Namun, hal itu mestinya tidak terjadi pada Anies. Ia punya hubungan baik dan mesra dengan para petinggi PKS, sejak pilgub DKI Jakarta 2017 lalu. PKS rela melepas jatahnya sebagai Cawagub mendampingi Sandiaga Uno, karena masuknya Anies. Padahal, sang jagoan Mardani Ali Sera sudah sowan dan minta doa restu kepada banyak tokoh. Kita semua tahu, akhirnya Sandy turun jadi Cawagub berpasangan dengan Anies yang menerobos jadi Cagub. Dan saat Anies jadi Gubernur, PKS konsisten menjadi pembela kebijakan Anies.
Dengan hubungan yang sedekat itu, JIKA MAU - sekali lagi jika mau - tak sulit bagi Anies untuk menemui dan bermusyawarah - setidaknya memberitahu - SS atau mungkin Ahmad Syaikhu, ihwal perubahan keputusan yang mendadak itu, pada menit atau jam pertama. Jika pun tidak mungkin secara offline, bisa secara online. Nyatanya, seperti disayangkan Sekjen PKS, Aboe Bakar, dan petinggi PKS lain, hal itu tak dilakukan.
Hal yang sama juga terjadi pada Demokrat. Hubungan Anies dengan AHY sepanjang bersama dalam KPP relatif baik dan dekat. Bahkan kabarnya, keduanya biasa bertemu atau bertelepon panjang, kapan saja. Bisa pagi, siang, sore, atau malam. Namun, lagi-lagi hal amat penting itu terlambat disampaikan. Ujungnya, Demokrat merasa dikhianati dan hengkang dari KPP.
Ada dua kemungkinan mengapa PKS - juga demokrat - seperti "tidak dianggap" dalam memutuskan pasangan AMIN. Pertama, gabungan kursi Nasdem (59) dan PKB (58) di DPR sebanyak 117 kursi, sudah cukup untuk mengusung pasangan Capres/Cawapres. Batas minimalnya Presidential Threshold (PT) adalah 115 kursi DPR.
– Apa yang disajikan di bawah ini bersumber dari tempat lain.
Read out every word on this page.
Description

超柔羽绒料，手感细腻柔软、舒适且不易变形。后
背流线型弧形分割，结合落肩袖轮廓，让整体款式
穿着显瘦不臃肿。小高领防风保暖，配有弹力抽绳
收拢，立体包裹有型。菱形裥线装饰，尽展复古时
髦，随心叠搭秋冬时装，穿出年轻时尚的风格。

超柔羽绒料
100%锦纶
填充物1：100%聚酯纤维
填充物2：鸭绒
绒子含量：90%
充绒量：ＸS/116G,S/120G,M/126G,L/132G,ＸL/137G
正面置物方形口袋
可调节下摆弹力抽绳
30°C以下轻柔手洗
Kedua, ideologi PKS yang tidak mungkin bergeser ke koalisi PDIP dan secara psikologis sulit bergabung ke KIM. Sehingga, apapun yang terjadi, PKS suka atau terpaksa tetap di KPP. Bukan saja karena Majelis Syura sudah menetapkan Anies sebagai Bacapres, tetapi juga arus bawah PKS sudah gegap gempita mendukung Anies.
Apapun alasannya, fakta PKS di-fait accompli sudah nampak jelas. Kini tinggal bagaimana para petinggi partai yang sudah semakin tua itu ligat dan cerdas mengambil langkah. Argumen harus tetap mendukung AMIN demi maslahat bangsa dan umat, boleh jadi akan dipakai sebagai dalil (dalih?) untuk legitimasi. Namun, marwah partai juga harusnya tetap dijaga. Tentu bukan karena ta'ashub atau fanatisme buta, tetapi lantaran PKS sejak awal mengidentifikasi dirinya partai Islam. Sementara pemilihnya pun boleh jadi memilih karena alasan yang sama. Selain karena alasan ideologis, para pemlihnya pasti punya harapan besar partai mampu mewujudkan apa yang mereka cita-citakan. Pertanyaannya: Bagaimana mungkin mampu mewujudkan harapan itu tanpa marwah?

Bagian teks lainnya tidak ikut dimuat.